The C&I reader favorite will find himself in a hot spot when the thriller based on Stephen King’s novel opens May 13.
Michael Greyeyes looms large as a relentless special op on the trail of a young girl with pyrotechnical abilities in Firestarter, a new thriller based on Stephen King’s 1980 novel set for release May 13 in theaters and on Peacock.
This is the second time King’s best-seller has been brought to the screen: Back in 1984, director Mark L. Lester (Class of 1984, Commando) gave us an adaptation starring Drew Barrymore as the girl whose abilities to control heat and fire are of grave concern to a government agency known as The Shop, and George C. Scott — yes, that George C. Scott — as John Rainbird, the assassin searching for her.
Rainbird is identified as Cherokee in King’s original novel, but in the 1984 movie he was — well, the dude who won (and refused) an Academy Award for playing the title role in Patton. In the new film directed by Keith Thomas (The Vigil), however, Rainbird is back to being a Native American. Even so, he’s still not Mr. Nice Guy.
During our August/September 2021 cover-story profile of Greyeyes, we chatted briefly about his casting in Firestarter.
C&I: As a young man — well, as a younger man — I’m sure you had certain goals, certain ambitions as an actor. But did you ever think you’d be playing a role originally played by George C. Scott?

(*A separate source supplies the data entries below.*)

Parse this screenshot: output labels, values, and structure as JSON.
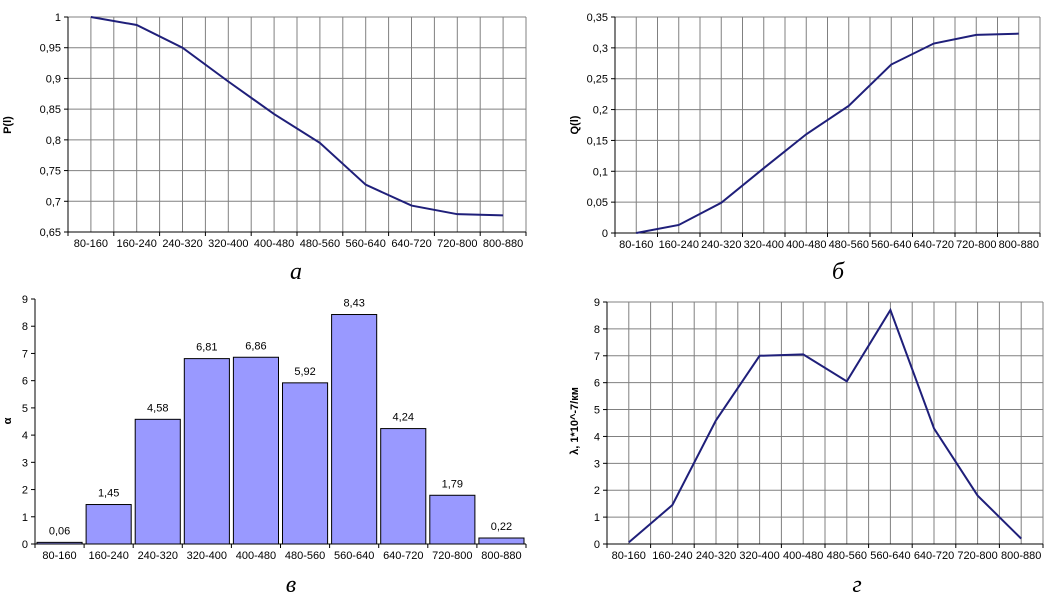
{
  "chart_data": [
    {
      "type": "line",
      "caption": "a",
      "ylabel": "P(l)",
      "xlabel": "",
      "categories": [
        "80-160",
        "160-240",
        "240-320",
        "320-400",
        "400-480",
        "480-560",
        "560-640",
        "640-720",
        "720-800",
        "800-880"
      ],
      "values": [
        1.0,
        0.987,
        0.95,
        0.895,
        0.842,
        0.795,
        0.727,
        0.693,
        0.679,
        0.677
      ],
      "ylim": [
        0.65,
        1
      ],
      "yticks": [
        "0,65",
        "0,7",
        "0,75",
        "0,8",
        "0,85",
        "0,9",
        "0,95",
        "1"
      ],
      "grid": true,
      "line_color": "#1f1f7a"
    },
    {
      "type": "line",
      "caption": "б",
      "ylabel": "Q(l)",
      "xlabel": "",
      "categories": [
        "80-160",
        "160-240",
        "240-320",
        "320-400",
        "400-480",
        "480-560",
        "560-640",
        "640-720",
        "720-800",
        "800-880"
      ],
      "values": [
        0.0,
        0.013,
        0.049,
        0.105,
        0.16,
        0.206,
        0.273,
        0.307,
        0.321,
        0.323
      ],
      "ylim": [
        0,
        0.35
      ],
      "yticks": [
        "0",
        "0,05",
        "0,1",
        "0,15",
        "0,2",
        "0,25",
        "0,3",
        "0,35"
      ],
      "grid": true,
      "line_color": "#1f1f7a"
    },
    {
      "type": "bar",
      "caption": "в",
      "ylabel": "α",
      "xlabel": "",
      "categories": [
        "80-160",
        "160-240",
        "240-320",
        "320-400",
        "400-480",
        "480-560",
        "560-640",
        "640-720",
        "720-800",
        "800-880"
      ],
      "values": [
        0.06,
        1.45,
        4.58,
        6.81,
        6.86,
        5.92,
        8.43,
        4.24,
        1.79,
        0.22
      ],
      "data_labels": [
        "0,06",
        "1,45",
        "4,58",
        "6,81",
        "6,86",
        "5,92",
        "8,43",
        "4,24",
        "1,79",
        "0,22"
      ],
      "ylim": [
        0,
        9
      ],
      "yticks": [
        "0",
        "1",
        "2",
        "3",
        "4",
        "5",
        "6",
        "7",
        "8",
        "9"
      ],
      "grid": false,
      "bar_color": "#9999ff"
    },
    {
      "type": "line",
      "caption": "г",
      "ylabel": "λ, 1*10^-7/км",
      "xlabel": "",
      "categories": [
        "80-160",
        "160-240",
        "240-320",
        "320-400",
        "400-480",
        "480-560",
        "560-640",
        "640-720",
        "720-800",
        "800-880"
      ],
      "values": [
        0.06,
        1.45,
        4.6,
        7.0,
        7.05,
        6.05,
        8.7,
        4.3,
        1.8,
        0.2
      ],
      "ylim": [
        0,
        9
      ],
      "yticks": [
        "0",
        "1",
        "2",
        "3",
        "4",
        "5",
        "6",
        "7",
        "8",
        "9"
      ],
      "grid": true,
      "line_color": "#1f1f7a"
    }
  ]
}
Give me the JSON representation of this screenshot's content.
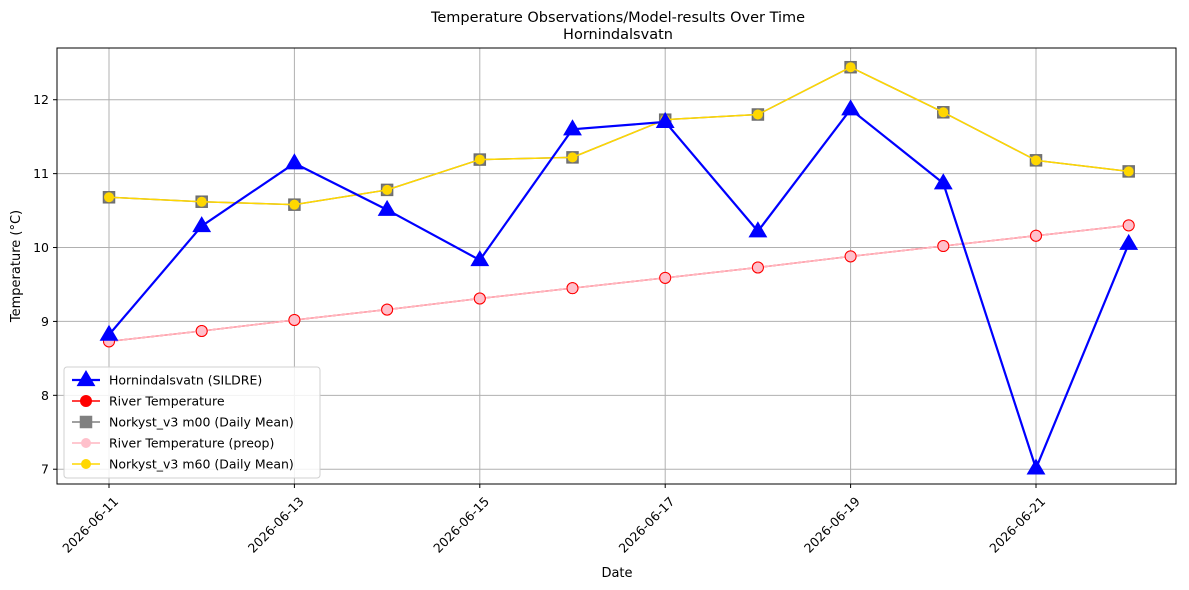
{
  "chart_data": {
    "type": "line",
    "title": "Temperature Observations/Model-results Over Time",
    "subtitle": "Hornindalsvatn",
    "xlabel": "Date",
    "ylabel": "Temperature (°C)",
    "x": [
      "2026-06-11",
      "2026-06-12",
      "2026-06-13",
      "2026-06-14",
      "2026-06-15",
      "2026-06-16",
      "2026-06-17",
      "2026-06-18",
      "2026-06-19",
      "2026-06-20",
      "2026-06-21",
      "2026-06-22"
    ],
    "xticks": [
      "2026-06-11",
      "2026-06-13",
      "2026-06-15",
      "2026-06-17",
      "2026-06-19",
      "2026-06-21"
    ],
    "yticks": [
      7,
      8,
      9,
      10,
      11,
      12
    ],
    "ylim": [
      6.8,
      12.7
    ],
    "grid": true,
    "legend_position": "lower-left",
    "series": [
      {
        "name": "Hornindalsvatn (SILDRE)",
        "color": "#0000ff",
        "marker": "triangle",
        "values": [
          8.82,
          10.29,
          11.14,
          10.51,
          9.83,
          11.6,
          11.7,
          10.22,
          11.87,
          10.87,
          7.01,
          10.05
        ]
      },
      {
        "name": "River Temperature",
        "color": "#ff0000",
        "marker": "circle",
        "values": [
          8.73,
          8.87,
          9.02,
          9.16,
          9.31,
          9.45,
          9.59,
          9.73,
          9.88,
          10.02,
          10.16,
          10.3
        ]
      },
      {
        "name": "Norkyst_v3 m00 (Daily Mean)",
        "color": "#808080",
        "marker": "square",
        "values": [
          10.68,
          10.62,
          10.58,
          10.78,
          11.19,
          11.22,
          11.73,
          11.8,
          12.44,
          11.83,
          11.18,
          11.03
        ]
      },
      {
        "name": "River Temperature (preop)",
        "color": "#ffb6c1",
        "marker": "circle",
        "values": [
          8.73,
          8.87,
          9.02,
          9.16,
          9.31,
          9.45,
          9.59,
          9.73,
          9.88,
          10.02,
          10.16,
          10.3
        ]
      },
      {
        "name": "Norkyst_v3 m60 (Daily Mean)",
        "color": "#ffd700",
        "marker": "circle",
        "values": [
          10.68,
          10.62,
          10.58,
          10.78,
          11.19,
          11.22,
          11.73,
          11.8,
          12.44,
          11.83,
          11.18,
          11.03
        ]
      }
    ]
  }
}
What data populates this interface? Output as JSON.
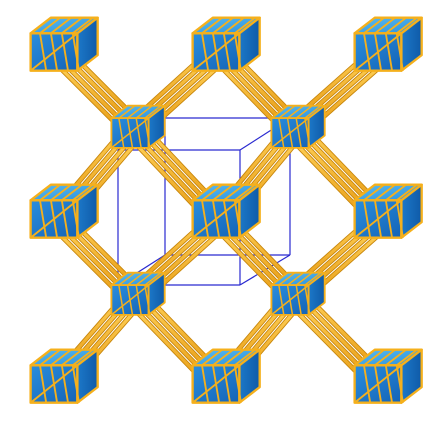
{
  "figure": {
    "background": "#ffffff",
    "colors": {
      "strut": "#f5b01c",
      "strut_dark": "#c8860a",
      "face_light": "#3aa7e8",
      "face_mid": "#1f86d6",
      "face_dark": "#1565b8",
      "cell_line": "#2a2ad0"
    }
  }
}
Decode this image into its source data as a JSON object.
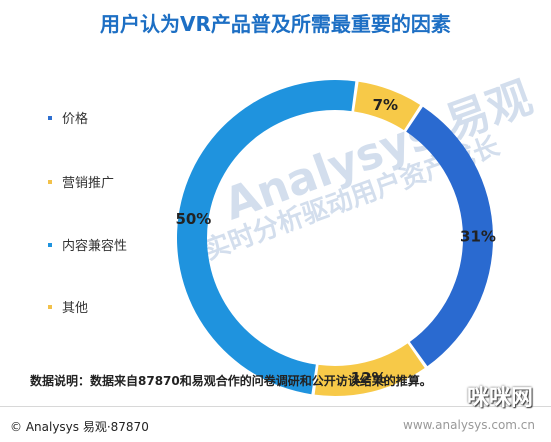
{
  "title": "用户认为VR产品普及所需最重要的因素",
  "legend": [
    {
      "label": "价格",
      "color": "#2e6fd0"
    },
    {
      "label": "营销推广",
      "color": "#f2c14a"
    },
    {
      "label": "内容兼容性",
      "color": "#1f93de"
    },
    {
      "label": "其他",
      "color": "#f2c14a"
    }
  ],
  "chart_data": {
    "type": "pie",
    "donut": true,
    "title": "用户认为VR产品普及所需最重要的因素",
    "slices": [
      {
        "label": "其他",
        "value": 7,
        "text": "7%",
        "color": "#f7c948"
      },
      {
        "label": "价格",
        "value": 31,
        "text": "31%",
        "color": "#2a6ad0"
      },
      {
        "label": "营销推广",
        "value": 12,
        "text": "12%",
        "color": "#f7c948"
      },
      {
        "label": "内容兼容性",
        "value": 50,
        "text": "50%",
        "color": "#1f93de"
      }
    ]
  },
  "note": "数据说明：数据来自87870和易观合作的问卷调研和公开访谈结果的推算。",
  "footer": {
    "copyright": "© Analysys 易观·87870"
  },
  "watermark": {
    "brand": "Analysys 易观",
    "slogan": "实时分析驱动用户资产成长",
    "site": "咪咪网",
    "url": "www.analysys.com.cn"
  }
}
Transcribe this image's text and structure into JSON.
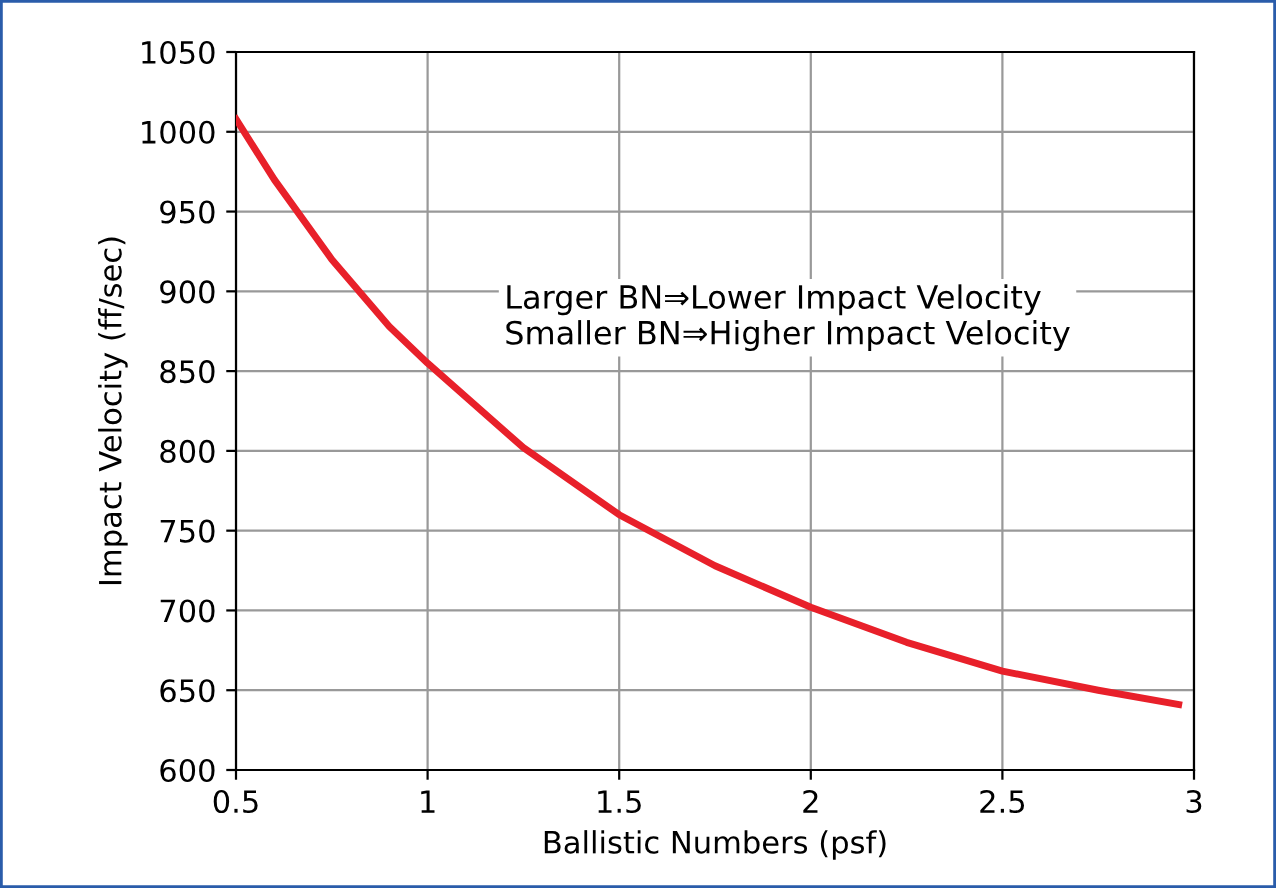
{
  "chart_data": {
    "type": "line",
    "xlabel": "Ballistic Numbers (psf)",
    "ylabel": "Impact Velocity (ff/sec)",
    "annotations": [
      "Larger BN⇒Lower Impact Velocity\nSmaller BN⇒Higher Impact Velocity"
    ],
    "x": [
      0.5,
      0.6,
      0.75,
      0.9,
      1,
      1.25,
      1.5,
      1.75,
      2,
      2.25,
      2.5,
      2.75,
      2.96
    ],
    "series": [
      {
        "color": "#e8202a",
        "values": [
          1008,
          970,
          920,
          878,
          855,
          802,
          760,
          728,
          702,
          680,
          662,
          650,
          641
        ]
      }
    ],
    "xlim": [
      0.5,
      3
    ],
    "ylim": [
      600,
      1050
    ],
    "xticks": [
      0.5,
      1,
      1.5,
      2,
      2.5,
      3
    ],
    "yticks": [
      600,
      650,
      700,
      750,
      800,
      850,
      900,
      950,
      1000,
      1050
    ],
    "grid": true,
    "legend": false,
    "marker": "none",
    "line_style": "solid"
  }
}
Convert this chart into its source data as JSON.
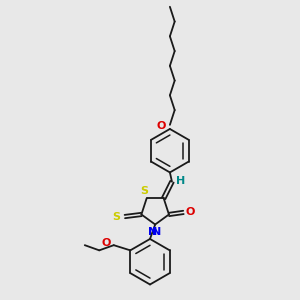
{
  "bg": "#e8e8e8",
  "bc": "#1a1a1a",
  "S_color": "#cccc00",
  "N_color": "#0000ee",
  "O_color": "#dd0000",
  "H_color": "#008888",
  "figsize": [
    3.0,
    3.0
  ],
  "dpi": 100,
  "xlim": [
    50,
    230
  ],
  "ylim": [
    5,
    295
  ]
}
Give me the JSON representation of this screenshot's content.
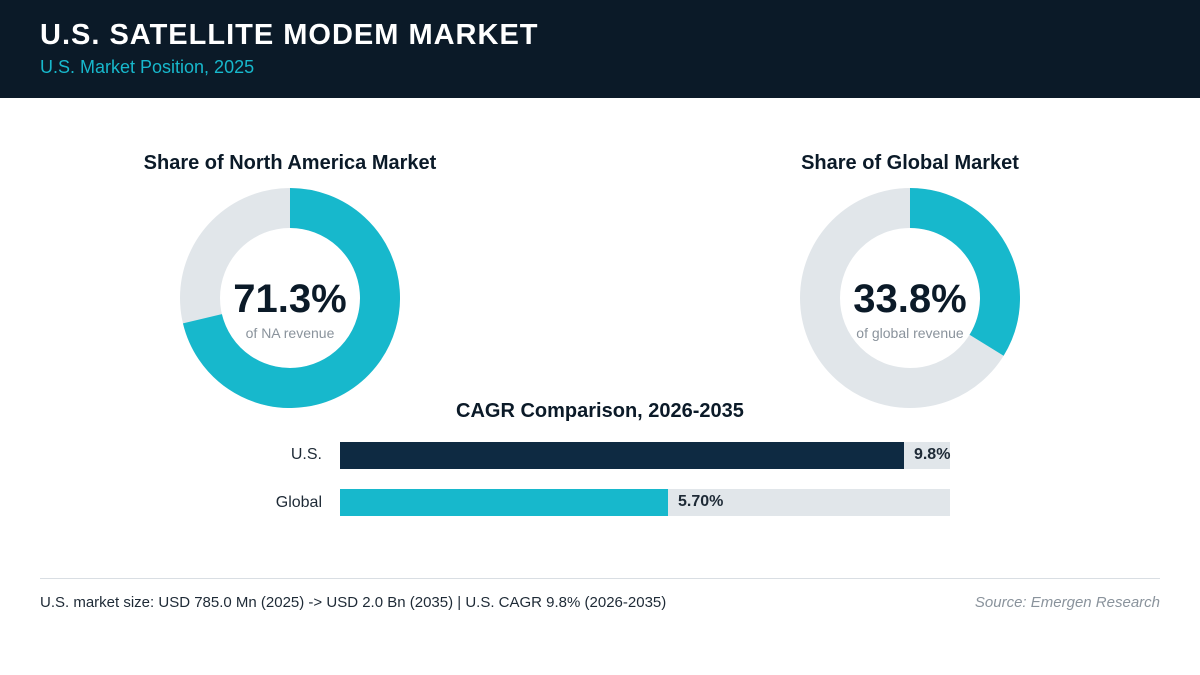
{
  "header": {
    "title": "U.S. SATELLITE MODEM MARKET",
    "subtitle": "U.S. Market Position, 2025"
  },
  "colors": {
    "navy": "#0b1a28",
    "bar_navy": "#0e2a42",
    "teal": "#17b8cc",
    "track": "#e1e6ea"
  },
  "footer": {
    "note": "U.S. market size: USD 785.0 Mn (2025) -> USD 2.0 Bn (2035)  |  U.S. CAGR 9.8% (2026-2035)",
    "source": "Source: Emergen Research"
  },
  "chart_data": [
    {
      "type": "pie",
      "title": "Share of North America Market",
      "value": 71.3,
      "value_label": "71.3%",
      "caption": "of NA revenue",
      "max": 100
    },
    {
      "type": "pie",
      "title": "Share of Global Market",
      "value": 33.8,
      "value_label": "33.8%",
      "caption": "of global revenue",
      "max": 100
    },
    {
      "type": "bar",
      "title": "CAGR Comparison, 2026-2035",
      "categories": [
        "U.S.",
        "Global"
      ],
      "values": [
        9.8,
        5.7
      ],
      "value_labels": [
        "9.8%",
        "5.70%"
      ],
      "xlim": [
        0,
        10.6
      ]
    }
  ]
}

Greyeyes: [Laughs.] No, no. Actually, we just started production today on Firestarter and I’m a huge fan of George C. Scott. I don’t know how many times I’ve watched his performance in Dr. Strangelove, but it is simply one of the greatest film performances ever — ever — by any actor. But when he was cast in the role of Rainbird in the original film, it was an era in Hollywood where Indigenous actors were simply not considered for these kinds of significant roles. Things have changed considerably. And when this project first came onto our radar, and they were talking about the role of Rainbird, George C. Scott sort of always was looming in the conversation. But my reps and I have always looked at it in a simple way: It’s like, look, I’m not competing with George C. Scott. But we are taking the role back.